Sin embargo, este 2025, la celebración transcurre en un contexto político complejo. Honduras vive una de las esperas electorales más tensas de su historia reciente. A casi un mes de las elecciones generales del 30 de noviembre, el Consejo Nacional Electoral (CNE) sigue con un escrutinio especial que avanza lentamente, generando ansiedad en la población y descontento entre los distintos sectores políticos.
El alcalde del Distrito Central, Jorge Aldana, declaró que está mentalizado para recibir la Navidad en la carpa que instaló frente al Instituto Hondureño de Formación Profesional (Infop), donde permanece desde hace 15 días exigiendo el conteo de 492 actas, en un reclamo por transparencia y legalidad en el proceso electoral.
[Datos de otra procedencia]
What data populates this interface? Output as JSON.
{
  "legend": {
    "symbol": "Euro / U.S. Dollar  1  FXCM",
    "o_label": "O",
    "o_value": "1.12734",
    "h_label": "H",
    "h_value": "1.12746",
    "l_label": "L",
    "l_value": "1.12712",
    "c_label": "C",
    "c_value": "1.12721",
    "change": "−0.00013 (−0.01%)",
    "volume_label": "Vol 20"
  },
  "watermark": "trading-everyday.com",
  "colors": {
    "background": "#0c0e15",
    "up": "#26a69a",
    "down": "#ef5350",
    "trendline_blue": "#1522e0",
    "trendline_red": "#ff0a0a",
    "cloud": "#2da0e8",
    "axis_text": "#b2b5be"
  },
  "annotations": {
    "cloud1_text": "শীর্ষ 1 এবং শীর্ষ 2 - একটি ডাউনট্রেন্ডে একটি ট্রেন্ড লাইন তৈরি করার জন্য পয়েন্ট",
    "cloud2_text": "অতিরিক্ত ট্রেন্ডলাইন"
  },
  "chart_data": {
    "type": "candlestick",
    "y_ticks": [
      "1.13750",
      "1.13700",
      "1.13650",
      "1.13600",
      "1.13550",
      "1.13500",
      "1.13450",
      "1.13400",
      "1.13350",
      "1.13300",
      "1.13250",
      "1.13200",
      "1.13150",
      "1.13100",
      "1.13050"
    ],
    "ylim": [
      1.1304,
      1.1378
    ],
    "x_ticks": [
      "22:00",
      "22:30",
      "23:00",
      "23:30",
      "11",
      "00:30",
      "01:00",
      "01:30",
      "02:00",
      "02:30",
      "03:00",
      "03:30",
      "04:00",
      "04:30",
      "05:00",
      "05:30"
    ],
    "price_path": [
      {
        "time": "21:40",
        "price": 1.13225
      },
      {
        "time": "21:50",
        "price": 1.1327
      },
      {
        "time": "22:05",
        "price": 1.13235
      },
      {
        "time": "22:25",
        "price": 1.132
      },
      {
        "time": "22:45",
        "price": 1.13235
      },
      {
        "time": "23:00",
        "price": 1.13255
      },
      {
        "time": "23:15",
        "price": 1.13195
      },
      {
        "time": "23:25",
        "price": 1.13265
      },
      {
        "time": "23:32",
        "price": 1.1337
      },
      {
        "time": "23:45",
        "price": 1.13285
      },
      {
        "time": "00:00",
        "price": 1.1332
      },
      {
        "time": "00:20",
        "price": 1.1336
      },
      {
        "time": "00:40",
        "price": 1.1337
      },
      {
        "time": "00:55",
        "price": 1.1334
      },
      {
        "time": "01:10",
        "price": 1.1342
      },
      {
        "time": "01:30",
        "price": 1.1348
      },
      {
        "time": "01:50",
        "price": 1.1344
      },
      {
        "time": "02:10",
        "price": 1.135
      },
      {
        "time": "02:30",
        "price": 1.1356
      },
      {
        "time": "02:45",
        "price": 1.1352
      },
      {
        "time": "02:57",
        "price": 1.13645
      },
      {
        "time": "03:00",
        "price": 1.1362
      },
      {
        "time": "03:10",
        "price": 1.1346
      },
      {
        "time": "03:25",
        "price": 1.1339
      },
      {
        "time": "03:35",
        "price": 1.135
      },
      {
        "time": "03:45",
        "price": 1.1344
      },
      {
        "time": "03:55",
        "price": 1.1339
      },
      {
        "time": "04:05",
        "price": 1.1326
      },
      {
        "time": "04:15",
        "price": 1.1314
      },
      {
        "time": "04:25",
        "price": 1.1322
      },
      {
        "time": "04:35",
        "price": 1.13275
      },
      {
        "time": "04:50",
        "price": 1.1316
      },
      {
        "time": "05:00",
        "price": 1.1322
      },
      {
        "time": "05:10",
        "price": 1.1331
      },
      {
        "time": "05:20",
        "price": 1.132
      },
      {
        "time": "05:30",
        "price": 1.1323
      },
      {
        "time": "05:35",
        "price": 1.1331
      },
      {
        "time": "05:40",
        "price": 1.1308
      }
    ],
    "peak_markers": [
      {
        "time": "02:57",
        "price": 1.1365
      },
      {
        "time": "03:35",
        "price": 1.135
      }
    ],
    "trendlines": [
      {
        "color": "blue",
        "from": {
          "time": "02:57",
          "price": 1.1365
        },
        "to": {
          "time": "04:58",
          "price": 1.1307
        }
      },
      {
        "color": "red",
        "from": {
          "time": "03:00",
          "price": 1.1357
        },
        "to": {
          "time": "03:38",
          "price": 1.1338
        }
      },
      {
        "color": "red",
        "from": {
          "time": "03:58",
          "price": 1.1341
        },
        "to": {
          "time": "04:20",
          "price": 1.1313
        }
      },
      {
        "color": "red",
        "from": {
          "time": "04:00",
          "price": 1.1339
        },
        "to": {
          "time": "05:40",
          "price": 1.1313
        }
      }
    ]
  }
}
Esta situación refleja la tensión que se vive a nivel institucional y que también ha marcado la celebración de la temporada en el país.
La incertidumbre política ha afectado también la actividad económica. Micro y medianos empresarios reportaron una baja afluencia de clientes en comparación con años anteriores, atribuyendo la disminución a la situación electoral y al clima de incertidumbre que mantiene en suspenso tanto a comerciantes como a consumidores.
A pesar de las tensiones, los hondureños buscan mantener el espíritu navideño vivo. Entre cenas familiares, luces en las calles y decoraciones en los hogares, la Navidad de 2025 refleja la resiliencia de la población: un momento para celebrar la unión, compartir con seres queridos y mantener la esperanza en medio de la compleja situación política que atraviesa el país.